The incidence of HCS was minimal. Searching for the English literatures in the past 20 years, including our study, only 63 patients with HCS were pathologically confirmed, and only 20 patients with complete imaging manifestations were involved, most of which were case reports. In the past 6 years, there were only 4 patients with HCS in our hospital. Their imaging findings and clinicopathology were heterogeneous. Therefore, more cases accumulation and multi-center cooperation are needed to obtain more convincing clinic-photographic feature to improve the diagnosis of HCS.

Conclusion

HCS like other malignant tumors of the liver have no specific clinical manifestations, and many patients only suffer from epigastric pain.
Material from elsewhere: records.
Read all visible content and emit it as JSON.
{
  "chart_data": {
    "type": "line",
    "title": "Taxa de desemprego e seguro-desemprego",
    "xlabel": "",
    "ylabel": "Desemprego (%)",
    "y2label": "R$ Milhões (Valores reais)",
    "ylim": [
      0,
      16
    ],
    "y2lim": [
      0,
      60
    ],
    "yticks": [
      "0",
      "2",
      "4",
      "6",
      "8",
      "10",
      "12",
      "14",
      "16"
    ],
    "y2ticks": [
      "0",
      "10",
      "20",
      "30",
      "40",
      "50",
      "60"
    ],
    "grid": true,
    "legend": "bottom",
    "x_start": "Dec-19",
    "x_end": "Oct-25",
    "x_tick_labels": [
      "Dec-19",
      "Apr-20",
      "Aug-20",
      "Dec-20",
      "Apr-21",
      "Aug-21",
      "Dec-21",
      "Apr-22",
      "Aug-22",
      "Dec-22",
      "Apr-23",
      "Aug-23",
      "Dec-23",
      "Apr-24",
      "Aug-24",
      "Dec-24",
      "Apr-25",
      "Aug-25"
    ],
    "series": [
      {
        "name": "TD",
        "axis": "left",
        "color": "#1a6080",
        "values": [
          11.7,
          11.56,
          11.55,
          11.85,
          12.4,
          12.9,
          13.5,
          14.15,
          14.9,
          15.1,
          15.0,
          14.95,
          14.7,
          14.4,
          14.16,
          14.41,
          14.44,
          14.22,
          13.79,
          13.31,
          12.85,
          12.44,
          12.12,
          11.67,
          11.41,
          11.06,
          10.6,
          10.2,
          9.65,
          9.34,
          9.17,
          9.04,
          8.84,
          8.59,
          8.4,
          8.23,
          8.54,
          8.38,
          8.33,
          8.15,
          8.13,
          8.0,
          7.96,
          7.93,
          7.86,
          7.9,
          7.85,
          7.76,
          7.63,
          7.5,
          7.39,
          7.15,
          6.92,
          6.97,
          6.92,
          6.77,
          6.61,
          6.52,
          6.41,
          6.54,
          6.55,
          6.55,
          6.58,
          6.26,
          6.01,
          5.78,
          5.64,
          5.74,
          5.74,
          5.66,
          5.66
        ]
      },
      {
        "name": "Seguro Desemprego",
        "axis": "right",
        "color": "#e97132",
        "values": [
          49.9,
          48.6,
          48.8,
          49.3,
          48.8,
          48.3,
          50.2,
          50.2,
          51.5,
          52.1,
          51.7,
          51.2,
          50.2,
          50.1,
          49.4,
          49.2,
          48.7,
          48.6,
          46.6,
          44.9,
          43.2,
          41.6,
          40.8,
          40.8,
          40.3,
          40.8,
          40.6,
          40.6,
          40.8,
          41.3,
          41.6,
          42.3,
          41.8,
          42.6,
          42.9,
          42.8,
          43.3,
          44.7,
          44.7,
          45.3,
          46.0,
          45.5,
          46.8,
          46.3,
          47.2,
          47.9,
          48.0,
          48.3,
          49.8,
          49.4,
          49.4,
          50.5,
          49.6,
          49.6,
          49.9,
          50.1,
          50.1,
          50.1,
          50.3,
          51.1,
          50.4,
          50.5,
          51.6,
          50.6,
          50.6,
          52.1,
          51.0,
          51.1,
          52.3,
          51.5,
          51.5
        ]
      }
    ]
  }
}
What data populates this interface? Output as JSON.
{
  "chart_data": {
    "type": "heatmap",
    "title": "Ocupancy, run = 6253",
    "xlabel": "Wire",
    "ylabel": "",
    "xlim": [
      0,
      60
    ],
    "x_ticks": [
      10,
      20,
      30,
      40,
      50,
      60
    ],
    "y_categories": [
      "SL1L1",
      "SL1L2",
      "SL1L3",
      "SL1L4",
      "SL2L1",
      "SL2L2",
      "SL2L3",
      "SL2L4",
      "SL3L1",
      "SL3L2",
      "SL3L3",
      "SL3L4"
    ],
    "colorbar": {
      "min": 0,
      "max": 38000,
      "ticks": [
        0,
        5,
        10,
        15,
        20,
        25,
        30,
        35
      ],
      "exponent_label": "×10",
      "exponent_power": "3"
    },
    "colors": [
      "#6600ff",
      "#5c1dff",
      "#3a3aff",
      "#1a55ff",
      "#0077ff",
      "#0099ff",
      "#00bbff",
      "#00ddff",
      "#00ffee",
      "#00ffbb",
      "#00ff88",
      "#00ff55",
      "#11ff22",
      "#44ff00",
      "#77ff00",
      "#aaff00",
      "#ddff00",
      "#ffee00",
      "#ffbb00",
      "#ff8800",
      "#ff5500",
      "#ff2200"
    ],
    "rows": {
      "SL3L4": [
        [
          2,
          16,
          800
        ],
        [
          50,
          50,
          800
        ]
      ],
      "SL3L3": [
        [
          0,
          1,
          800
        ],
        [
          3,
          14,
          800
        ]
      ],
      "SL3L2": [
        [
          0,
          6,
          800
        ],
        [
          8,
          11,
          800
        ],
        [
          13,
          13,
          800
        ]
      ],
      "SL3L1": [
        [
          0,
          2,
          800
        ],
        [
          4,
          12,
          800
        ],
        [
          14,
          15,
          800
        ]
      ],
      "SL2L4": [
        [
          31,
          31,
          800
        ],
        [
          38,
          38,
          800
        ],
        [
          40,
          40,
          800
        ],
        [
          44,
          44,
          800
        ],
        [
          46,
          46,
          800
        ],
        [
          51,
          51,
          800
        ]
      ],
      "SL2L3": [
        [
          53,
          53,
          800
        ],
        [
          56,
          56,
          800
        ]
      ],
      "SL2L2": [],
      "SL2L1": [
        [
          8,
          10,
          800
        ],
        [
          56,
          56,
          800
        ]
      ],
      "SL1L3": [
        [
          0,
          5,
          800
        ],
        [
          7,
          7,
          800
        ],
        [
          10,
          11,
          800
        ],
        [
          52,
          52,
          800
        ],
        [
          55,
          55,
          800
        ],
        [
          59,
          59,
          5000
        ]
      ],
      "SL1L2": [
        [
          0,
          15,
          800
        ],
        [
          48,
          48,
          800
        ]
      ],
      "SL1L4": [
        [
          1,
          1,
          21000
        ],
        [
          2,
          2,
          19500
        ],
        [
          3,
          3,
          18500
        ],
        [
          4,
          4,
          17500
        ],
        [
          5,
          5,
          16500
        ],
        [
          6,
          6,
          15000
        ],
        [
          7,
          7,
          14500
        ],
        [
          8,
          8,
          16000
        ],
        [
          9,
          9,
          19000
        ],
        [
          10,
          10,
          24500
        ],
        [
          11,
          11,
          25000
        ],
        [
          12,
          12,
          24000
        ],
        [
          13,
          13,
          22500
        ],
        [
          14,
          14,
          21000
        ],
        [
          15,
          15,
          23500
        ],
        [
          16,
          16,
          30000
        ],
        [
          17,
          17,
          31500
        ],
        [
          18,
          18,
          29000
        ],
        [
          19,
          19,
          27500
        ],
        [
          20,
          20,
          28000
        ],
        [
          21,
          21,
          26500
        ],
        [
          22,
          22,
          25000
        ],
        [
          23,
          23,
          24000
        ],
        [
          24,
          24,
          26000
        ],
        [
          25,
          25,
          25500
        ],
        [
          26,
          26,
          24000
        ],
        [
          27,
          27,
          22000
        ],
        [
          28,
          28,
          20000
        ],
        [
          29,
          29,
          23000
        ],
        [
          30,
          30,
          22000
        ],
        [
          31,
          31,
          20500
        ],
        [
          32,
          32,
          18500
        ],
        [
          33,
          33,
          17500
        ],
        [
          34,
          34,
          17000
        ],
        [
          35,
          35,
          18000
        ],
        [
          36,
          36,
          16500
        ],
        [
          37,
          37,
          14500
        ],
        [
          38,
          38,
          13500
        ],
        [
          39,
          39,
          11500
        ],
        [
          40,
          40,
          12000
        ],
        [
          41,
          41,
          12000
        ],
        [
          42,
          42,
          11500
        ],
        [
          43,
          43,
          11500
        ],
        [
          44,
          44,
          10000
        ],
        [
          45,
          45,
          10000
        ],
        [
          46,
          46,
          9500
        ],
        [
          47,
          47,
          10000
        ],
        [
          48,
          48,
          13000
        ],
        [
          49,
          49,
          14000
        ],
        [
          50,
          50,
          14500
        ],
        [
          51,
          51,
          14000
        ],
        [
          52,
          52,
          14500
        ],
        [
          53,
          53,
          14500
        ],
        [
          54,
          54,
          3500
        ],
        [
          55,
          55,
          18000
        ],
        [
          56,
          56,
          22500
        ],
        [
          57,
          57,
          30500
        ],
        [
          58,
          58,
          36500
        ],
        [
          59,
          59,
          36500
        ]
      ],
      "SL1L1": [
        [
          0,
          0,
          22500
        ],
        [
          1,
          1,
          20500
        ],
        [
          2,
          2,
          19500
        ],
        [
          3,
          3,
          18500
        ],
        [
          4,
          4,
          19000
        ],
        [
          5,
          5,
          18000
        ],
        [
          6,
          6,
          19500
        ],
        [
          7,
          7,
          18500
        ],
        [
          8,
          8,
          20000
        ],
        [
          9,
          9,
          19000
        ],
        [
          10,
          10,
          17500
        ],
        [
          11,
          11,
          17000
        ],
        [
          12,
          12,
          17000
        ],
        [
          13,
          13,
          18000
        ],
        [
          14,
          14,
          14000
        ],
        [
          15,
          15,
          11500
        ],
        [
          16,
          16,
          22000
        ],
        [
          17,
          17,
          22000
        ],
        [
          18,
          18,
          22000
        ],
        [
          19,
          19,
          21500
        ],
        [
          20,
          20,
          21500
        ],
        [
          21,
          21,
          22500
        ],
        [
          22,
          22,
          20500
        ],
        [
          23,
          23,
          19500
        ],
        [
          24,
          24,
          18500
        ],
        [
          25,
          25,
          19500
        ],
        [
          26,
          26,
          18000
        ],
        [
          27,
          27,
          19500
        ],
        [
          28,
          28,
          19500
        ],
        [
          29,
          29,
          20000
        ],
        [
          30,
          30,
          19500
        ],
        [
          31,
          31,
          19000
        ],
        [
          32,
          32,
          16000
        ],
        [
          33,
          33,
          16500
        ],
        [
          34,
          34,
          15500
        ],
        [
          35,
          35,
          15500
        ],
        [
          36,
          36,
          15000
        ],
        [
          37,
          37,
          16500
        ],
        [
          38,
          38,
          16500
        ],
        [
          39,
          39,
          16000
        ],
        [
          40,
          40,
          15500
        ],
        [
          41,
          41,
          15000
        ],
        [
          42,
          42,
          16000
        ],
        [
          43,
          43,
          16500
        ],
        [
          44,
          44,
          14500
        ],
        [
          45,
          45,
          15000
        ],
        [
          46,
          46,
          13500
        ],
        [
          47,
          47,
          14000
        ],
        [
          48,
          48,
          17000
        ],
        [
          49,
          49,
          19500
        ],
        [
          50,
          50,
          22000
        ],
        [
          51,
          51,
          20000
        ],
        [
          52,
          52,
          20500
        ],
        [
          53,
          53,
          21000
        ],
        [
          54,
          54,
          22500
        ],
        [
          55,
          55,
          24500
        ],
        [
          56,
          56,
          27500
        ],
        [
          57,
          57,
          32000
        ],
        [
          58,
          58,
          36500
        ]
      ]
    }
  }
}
HCS is difficult to be diagnosed preoperatively, the prognosis of patients is poor because of its strong invasiveness, easy invasion of adjacent tissues and metastasis to other organs, and radical surgery combined with chemoradiotherapy can help prolong the survival time of patients. Therefore, the careful analysis of the imaging manifestations in combination with the clinical characteristics of the patients is helpful for the clinical surgical treatment, thus improving the survival of the patients.